Cats survived before us by hunting small mammals and small birds, and they are very effective at getting fed.
The motivation at the core of naming owners of outdoor cats as irresponsible is a sharp decline in songbird populations in direct proportion to the increase in outdoor cat population.
Cats survived before us by hunting small mammals and small birds, and they are very effective at getting fed.
And, conversely, the prey evolved to avoid cats. So it is only a problem if you take cats to a place that historically did not have them. In fact, removing a predator from an ecosystem it used to keep under check can be just as devastating as introducing a foreign species.

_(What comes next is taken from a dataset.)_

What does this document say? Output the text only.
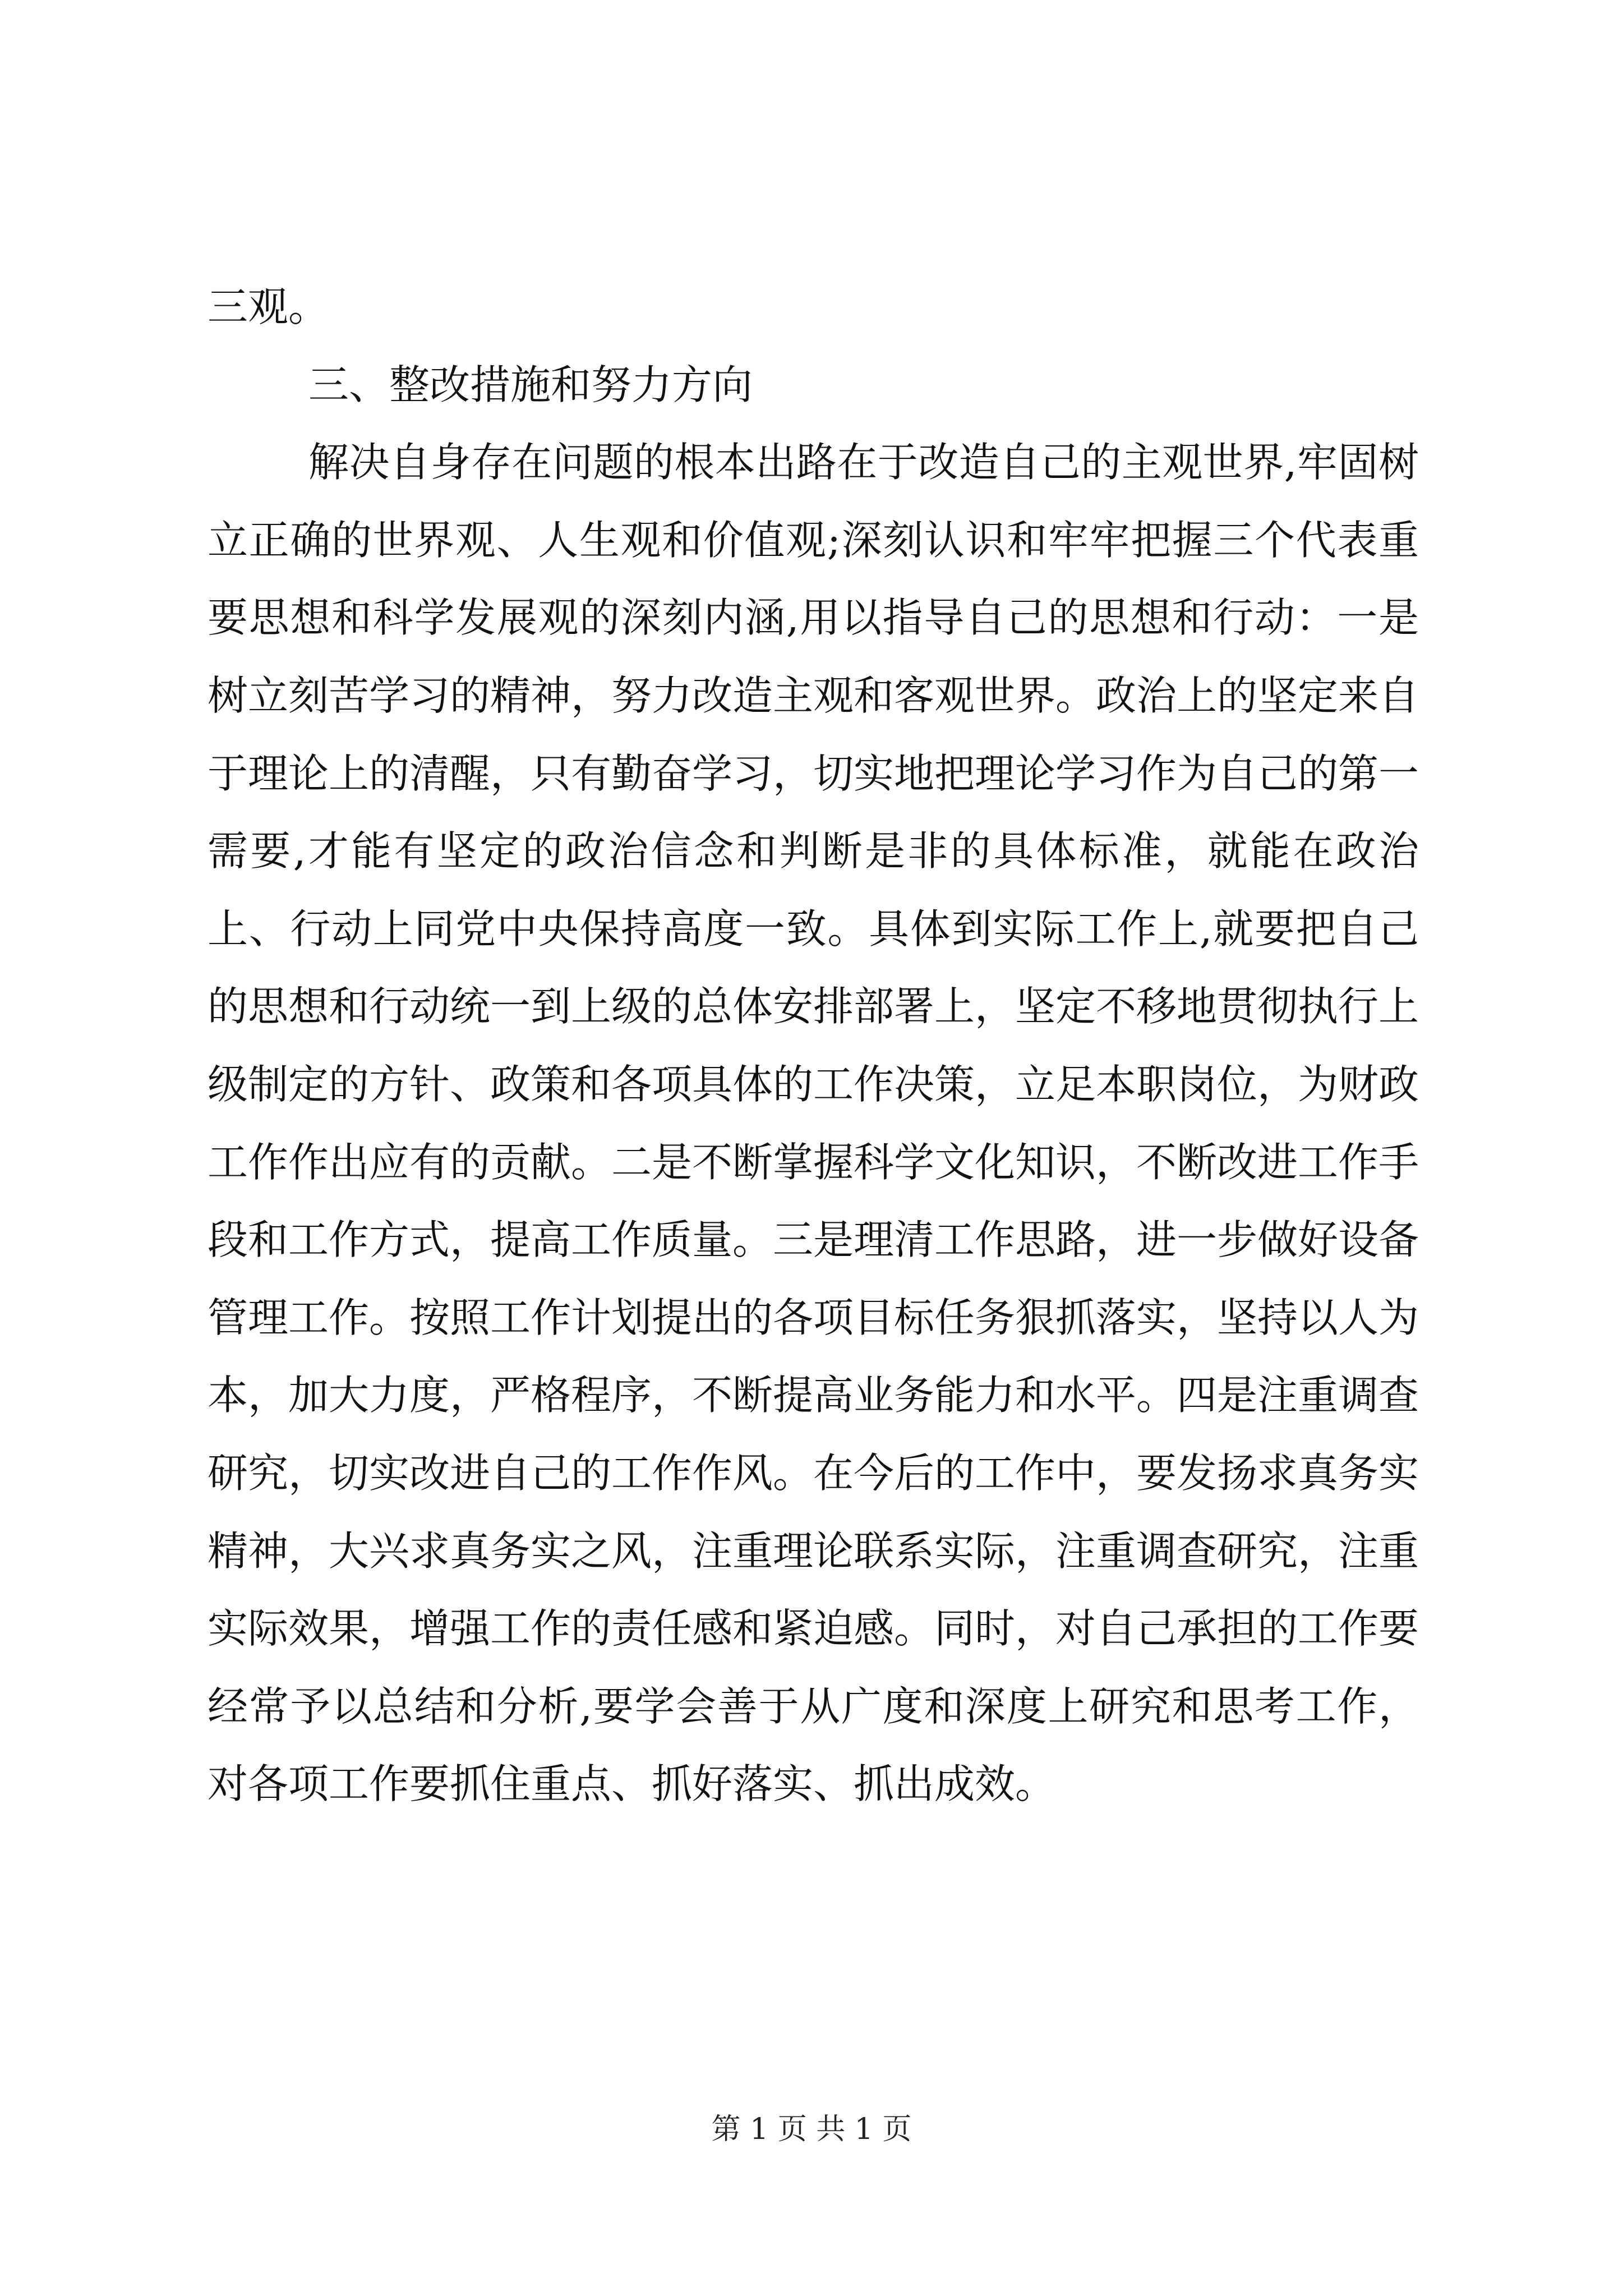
三观。

三、整改措施和努力方向

解决自身存在问题的根本出路在于改造自己的主观世界,牢固树立正确的世界观、人生观和价值观;深刻认识和牢牢把握三个代表重要思想和科学发展观的深刻内涵,用以指导自己的思想和行动：一是树立刻苦学习的精神，努力改造主观和客观世界。政治上的坚定来自于理论上的清醒，只有勤奋学习，切实地把理论学习作为自己的第一需要,才能有坚定的政治信念和判断是非的具体标准，就能在政治上、行动上同党中央保持高度一致。具体到实际工作上,就要把自己的思想和行动统一到上级的总体安排部署上，坚定不移地贯彻执行上级制定的方针、政策和各项具体的工作决策，立足本职岗位，为财政工作作出应有的贡献。二是不断掌握科学文化知识，不断改进工作手段和工作方式，提高工作质量。三是理清工作思路，进一步做好设备管理工作。按照工作计划提出的各项目标任务狠抓落实，坚持以人为本，加大力度，严格程序，不断提高业务能力和水平。四是注重调查研究，切实改进自己的工作作风。在今后的工作中，要发扬求真务实精神，大兴求真务实之风，注重理论联系实际，注重调查研究，注重实际效果，增强工作的责任感和紧迫感。同时，对自己承担的工作要经常予以总结和分析,要学会善于从广度和深度上研究和思考工作，对各项工作要抓住重点、抓好落实、抓出成效。

第 1 页 共 1 页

Literally nowhere historically has had cats. Wild cats existed in Northern Africa/Mediterranean regions about 10 to 15 thousand years ago and were from there spread by human agricultural revolution to be introduced throughout Egypt, Rome, and then Roman Colonies as well as Asia, and some thousands of years later they exist on every continent except Antarctica.
The tiny speck of area and population that they should naturally have is like a grain of sand on a beach compared to the destructive force they have become.
There’s no evidence of this. Pet cats mostly take weakened or frail prey.
The danger isn’t to the cats, it’s to everything else. Ecologically speaking, cats are an invasive apex predator. They absolutely wreak havoc on local bird populations.
Cats aren’t apex predators. But yes, they can be quite damaging in araes where they are invasive.
Not in the wild, but in a suburban neighborhood they are. Apex is relative to what else is out there.